Auch im Dormagener Tierheim mache sich der Wunsch nach einem Hund als Begleiter in Zeiten der Kontaktbeschränkungen bemerkbar. „Die Anfragen sind massiv gestiegen. Wenn wir jetzt ein Bild von einem Hund online stellen, dann können wir die Anzeige eigentlich direkt wieder deaktivieren, weil die Nachfrage so groß ist“, sagt Babette Terveer. Sie ist die Vorsitzende des Tierschutzvereins Dormagen. Mehr Anfragen – für die Mitarbeiter des Tierheims bedeute das im Moment auch: mehr Arbeit. Denn jeder Fall müsse einzeln geprüft werden. Und oft stelle sich dabei dann relativ schnell heraus, dass die Leute gar nicht geeignet für einen Hund seien. „Über die Hälfte der Interessenten hat sich erst kurzfristig dazu entschieden, sich ein Tier anzuschaffen – oftmals aus so einer Art ‚Corona-Laune` heraus. Dann frage ich zum Beispiel, was sie denn machen wollen, wenn sie wieder in den Urlaub fahren können, und dann merke ich, dass sie sich eigentlich noch gar keine Gedanken über die Zukunft gemacht haben“, sagt Babette Terveer.

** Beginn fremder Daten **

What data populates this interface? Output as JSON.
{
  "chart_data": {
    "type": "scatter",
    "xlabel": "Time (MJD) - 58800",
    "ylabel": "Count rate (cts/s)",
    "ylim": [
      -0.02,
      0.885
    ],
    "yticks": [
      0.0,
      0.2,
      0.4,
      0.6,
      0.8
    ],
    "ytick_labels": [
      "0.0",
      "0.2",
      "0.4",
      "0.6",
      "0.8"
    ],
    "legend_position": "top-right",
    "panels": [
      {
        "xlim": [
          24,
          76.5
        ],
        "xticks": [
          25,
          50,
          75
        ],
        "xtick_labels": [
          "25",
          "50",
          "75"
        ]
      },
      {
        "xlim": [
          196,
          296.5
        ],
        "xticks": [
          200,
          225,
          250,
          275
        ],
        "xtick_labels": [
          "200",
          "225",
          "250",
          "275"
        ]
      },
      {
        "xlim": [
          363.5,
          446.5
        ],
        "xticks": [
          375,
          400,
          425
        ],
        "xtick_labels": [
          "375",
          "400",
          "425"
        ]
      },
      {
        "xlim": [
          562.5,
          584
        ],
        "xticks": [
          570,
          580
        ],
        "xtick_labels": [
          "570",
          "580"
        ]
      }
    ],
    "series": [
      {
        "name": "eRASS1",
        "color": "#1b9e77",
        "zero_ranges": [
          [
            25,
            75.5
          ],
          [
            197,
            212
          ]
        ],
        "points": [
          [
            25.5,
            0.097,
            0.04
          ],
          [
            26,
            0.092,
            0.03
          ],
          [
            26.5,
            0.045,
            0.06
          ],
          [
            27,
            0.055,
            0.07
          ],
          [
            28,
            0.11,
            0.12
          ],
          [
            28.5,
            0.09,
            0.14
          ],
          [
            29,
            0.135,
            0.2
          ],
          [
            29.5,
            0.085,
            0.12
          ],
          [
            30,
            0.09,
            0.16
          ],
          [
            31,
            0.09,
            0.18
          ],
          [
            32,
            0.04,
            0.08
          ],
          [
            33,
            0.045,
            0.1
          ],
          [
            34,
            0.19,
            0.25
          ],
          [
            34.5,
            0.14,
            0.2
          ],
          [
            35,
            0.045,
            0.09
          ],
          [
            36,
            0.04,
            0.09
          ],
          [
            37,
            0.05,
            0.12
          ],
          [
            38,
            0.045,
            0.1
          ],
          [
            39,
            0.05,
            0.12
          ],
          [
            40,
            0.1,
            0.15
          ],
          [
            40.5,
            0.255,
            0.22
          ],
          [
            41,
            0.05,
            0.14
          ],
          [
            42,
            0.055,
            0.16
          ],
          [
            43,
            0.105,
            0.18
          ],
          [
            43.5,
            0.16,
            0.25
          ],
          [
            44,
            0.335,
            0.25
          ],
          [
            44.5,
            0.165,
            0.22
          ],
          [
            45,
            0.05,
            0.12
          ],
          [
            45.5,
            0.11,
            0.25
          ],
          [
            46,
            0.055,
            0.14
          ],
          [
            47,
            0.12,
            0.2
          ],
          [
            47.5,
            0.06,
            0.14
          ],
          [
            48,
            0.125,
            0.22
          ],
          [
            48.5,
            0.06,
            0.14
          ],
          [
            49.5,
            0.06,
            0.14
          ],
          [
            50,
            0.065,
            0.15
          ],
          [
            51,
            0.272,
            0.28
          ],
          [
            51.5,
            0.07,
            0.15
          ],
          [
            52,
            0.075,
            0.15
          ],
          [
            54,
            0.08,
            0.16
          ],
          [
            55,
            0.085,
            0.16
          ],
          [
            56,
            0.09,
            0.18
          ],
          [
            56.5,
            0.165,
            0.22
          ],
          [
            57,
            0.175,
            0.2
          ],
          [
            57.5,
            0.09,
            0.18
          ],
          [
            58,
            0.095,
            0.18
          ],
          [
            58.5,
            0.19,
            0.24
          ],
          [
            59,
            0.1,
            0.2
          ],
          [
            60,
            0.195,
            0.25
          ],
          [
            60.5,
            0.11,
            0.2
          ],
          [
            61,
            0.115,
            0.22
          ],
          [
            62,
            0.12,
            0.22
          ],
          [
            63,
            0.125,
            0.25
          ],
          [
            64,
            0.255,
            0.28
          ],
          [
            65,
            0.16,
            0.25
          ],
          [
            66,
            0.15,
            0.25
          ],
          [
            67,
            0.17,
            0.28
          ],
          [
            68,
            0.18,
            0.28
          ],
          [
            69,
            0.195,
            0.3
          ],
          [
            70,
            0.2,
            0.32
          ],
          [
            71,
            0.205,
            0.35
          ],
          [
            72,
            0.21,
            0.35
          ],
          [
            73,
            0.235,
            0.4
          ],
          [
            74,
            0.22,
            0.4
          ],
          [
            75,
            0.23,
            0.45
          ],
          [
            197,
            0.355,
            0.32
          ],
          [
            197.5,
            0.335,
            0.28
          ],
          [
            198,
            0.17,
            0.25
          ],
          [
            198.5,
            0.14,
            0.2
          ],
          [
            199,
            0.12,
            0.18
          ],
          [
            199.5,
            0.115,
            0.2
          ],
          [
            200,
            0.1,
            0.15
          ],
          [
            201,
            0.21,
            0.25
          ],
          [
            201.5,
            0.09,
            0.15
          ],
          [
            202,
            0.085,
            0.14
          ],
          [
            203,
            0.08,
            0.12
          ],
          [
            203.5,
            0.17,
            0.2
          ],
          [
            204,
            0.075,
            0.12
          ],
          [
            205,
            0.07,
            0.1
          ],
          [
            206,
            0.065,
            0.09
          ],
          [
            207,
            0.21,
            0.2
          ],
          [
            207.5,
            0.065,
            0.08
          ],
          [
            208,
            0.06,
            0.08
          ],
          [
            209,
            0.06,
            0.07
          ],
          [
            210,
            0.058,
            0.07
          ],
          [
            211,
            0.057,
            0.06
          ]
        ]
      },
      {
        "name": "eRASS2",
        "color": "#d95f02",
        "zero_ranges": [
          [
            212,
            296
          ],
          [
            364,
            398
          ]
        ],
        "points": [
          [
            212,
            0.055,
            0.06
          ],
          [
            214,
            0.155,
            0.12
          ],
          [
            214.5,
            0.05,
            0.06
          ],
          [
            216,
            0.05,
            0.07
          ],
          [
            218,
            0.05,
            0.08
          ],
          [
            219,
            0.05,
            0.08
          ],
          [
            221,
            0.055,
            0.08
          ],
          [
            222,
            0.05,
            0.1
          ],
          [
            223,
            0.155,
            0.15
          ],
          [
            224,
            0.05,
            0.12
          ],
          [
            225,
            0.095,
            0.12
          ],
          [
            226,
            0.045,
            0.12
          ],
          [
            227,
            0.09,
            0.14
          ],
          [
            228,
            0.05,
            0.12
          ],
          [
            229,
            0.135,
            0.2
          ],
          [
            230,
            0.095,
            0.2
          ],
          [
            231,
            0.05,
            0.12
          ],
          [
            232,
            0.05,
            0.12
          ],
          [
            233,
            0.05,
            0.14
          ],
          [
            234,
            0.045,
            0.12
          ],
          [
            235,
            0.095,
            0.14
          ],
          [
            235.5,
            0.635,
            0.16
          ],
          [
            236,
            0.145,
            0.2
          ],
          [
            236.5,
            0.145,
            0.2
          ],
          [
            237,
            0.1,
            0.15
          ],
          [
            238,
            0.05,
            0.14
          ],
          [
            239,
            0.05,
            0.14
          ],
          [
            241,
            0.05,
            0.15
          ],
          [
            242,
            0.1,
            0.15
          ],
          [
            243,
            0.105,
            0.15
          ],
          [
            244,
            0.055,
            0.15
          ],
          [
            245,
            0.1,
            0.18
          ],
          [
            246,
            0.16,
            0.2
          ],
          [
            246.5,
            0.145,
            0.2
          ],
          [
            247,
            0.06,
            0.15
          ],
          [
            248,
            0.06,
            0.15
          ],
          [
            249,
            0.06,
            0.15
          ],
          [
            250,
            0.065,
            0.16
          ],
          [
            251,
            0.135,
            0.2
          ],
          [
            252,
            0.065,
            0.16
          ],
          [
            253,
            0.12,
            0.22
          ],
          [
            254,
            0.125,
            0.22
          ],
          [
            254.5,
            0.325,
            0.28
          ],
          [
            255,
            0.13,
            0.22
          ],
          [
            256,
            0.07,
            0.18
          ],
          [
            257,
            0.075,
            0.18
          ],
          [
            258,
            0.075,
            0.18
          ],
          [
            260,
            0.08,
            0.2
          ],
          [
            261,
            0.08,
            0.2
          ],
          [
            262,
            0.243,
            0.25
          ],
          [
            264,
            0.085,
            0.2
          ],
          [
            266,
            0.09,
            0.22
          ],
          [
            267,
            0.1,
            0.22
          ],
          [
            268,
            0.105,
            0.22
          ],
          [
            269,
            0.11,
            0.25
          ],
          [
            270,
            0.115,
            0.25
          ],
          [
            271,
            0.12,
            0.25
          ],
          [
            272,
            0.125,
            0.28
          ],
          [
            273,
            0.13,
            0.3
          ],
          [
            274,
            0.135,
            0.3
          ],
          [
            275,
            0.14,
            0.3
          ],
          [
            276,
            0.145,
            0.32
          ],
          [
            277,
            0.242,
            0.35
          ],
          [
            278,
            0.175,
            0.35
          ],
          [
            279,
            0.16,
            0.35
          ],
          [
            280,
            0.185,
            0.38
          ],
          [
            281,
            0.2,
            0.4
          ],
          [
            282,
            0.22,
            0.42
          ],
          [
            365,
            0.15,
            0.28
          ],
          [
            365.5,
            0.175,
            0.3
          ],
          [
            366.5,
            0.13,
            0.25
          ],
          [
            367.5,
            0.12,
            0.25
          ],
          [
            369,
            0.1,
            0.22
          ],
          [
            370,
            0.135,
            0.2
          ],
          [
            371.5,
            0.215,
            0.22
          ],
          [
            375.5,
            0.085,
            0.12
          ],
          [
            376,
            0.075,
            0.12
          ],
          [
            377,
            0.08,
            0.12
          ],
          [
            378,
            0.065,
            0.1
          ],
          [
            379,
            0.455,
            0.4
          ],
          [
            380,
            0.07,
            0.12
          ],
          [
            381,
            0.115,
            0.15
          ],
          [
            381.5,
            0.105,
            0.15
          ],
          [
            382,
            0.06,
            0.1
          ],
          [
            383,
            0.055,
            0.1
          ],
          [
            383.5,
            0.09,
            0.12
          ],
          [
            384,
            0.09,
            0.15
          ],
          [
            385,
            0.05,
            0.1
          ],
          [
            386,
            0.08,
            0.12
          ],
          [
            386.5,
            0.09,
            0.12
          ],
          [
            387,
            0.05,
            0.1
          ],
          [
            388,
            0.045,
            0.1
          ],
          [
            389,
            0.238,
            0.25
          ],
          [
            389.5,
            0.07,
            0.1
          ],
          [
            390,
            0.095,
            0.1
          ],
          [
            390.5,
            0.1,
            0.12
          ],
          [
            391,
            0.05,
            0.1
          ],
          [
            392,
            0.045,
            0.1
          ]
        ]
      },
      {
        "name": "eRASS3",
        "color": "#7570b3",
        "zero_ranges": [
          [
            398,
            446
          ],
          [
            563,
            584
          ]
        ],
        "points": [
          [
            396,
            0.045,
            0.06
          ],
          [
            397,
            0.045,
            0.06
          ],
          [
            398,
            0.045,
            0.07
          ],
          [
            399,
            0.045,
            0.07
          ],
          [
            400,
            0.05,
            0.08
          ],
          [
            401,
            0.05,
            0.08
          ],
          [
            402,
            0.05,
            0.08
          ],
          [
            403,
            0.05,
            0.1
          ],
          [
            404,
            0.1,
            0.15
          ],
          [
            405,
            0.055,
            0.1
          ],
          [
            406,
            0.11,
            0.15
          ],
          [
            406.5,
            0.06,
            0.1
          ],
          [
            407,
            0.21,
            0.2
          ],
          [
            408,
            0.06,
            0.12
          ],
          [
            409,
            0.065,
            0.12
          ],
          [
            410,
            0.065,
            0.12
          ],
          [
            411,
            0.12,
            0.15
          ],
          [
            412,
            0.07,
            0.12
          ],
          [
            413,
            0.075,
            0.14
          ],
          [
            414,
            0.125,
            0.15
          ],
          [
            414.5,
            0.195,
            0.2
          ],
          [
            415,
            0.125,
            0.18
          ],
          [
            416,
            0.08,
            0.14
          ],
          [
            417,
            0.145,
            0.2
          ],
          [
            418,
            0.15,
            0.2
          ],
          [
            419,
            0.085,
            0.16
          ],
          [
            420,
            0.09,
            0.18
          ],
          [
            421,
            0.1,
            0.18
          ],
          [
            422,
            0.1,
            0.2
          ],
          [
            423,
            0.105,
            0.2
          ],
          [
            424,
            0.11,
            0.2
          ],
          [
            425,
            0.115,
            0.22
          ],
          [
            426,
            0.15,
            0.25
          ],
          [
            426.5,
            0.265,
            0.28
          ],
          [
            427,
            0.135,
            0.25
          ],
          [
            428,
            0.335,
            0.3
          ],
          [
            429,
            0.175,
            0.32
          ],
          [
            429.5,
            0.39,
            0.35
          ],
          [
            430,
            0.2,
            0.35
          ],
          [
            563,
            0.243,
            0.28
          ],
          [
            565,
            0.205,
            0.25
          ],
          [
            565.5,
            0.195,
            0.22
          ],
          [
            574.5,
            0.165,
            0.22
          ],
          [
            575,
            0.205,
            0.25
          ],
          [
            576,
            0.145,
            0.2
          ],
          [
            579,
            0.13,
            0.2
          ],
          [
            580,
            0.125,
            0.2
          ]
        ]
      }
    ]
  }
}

Durch ihre langjährige Erfahrung im Tierheim könne sie mittlerweile gut unterscheiden zwischen den Interessenten, die schon länger planen, sich einen Hund anzuschaffen und denjenigen, die sich gerade nur einen wünschen, weil sie nun sowieso im Homeoffice sind, mehr Zeit haben als sonst oder aktuell – aus Mangel an Alternativen – etwas öfter spazieren gehen, als sie das vorher getan haben. „Wenn dann nach der Pandemie aber wieder beide Besitzer Vollzeit arbeiten müssen und acht Stunden im Büro sind, dann muss man sich auch keinen Hund anschaffen“, sagt Babette Terveer.
Sie warne vor allem davor, nun einen Hund direkt aus dem Ausland zu adoptieren – ohne zum Beispiel vorher eine Tierschutzorganisation oder das Veterinäramt zu kontaktieren. Bisher seien zwar nur geringfügig mehr Tiere im Tierheim abgegeben worden als vor der Pandemie. Die Vorsitzende des Tierschutzvereins glaubt jedoch, dass das noch komme, wenn sich die Corona-Lage wieder etwas normalisiere.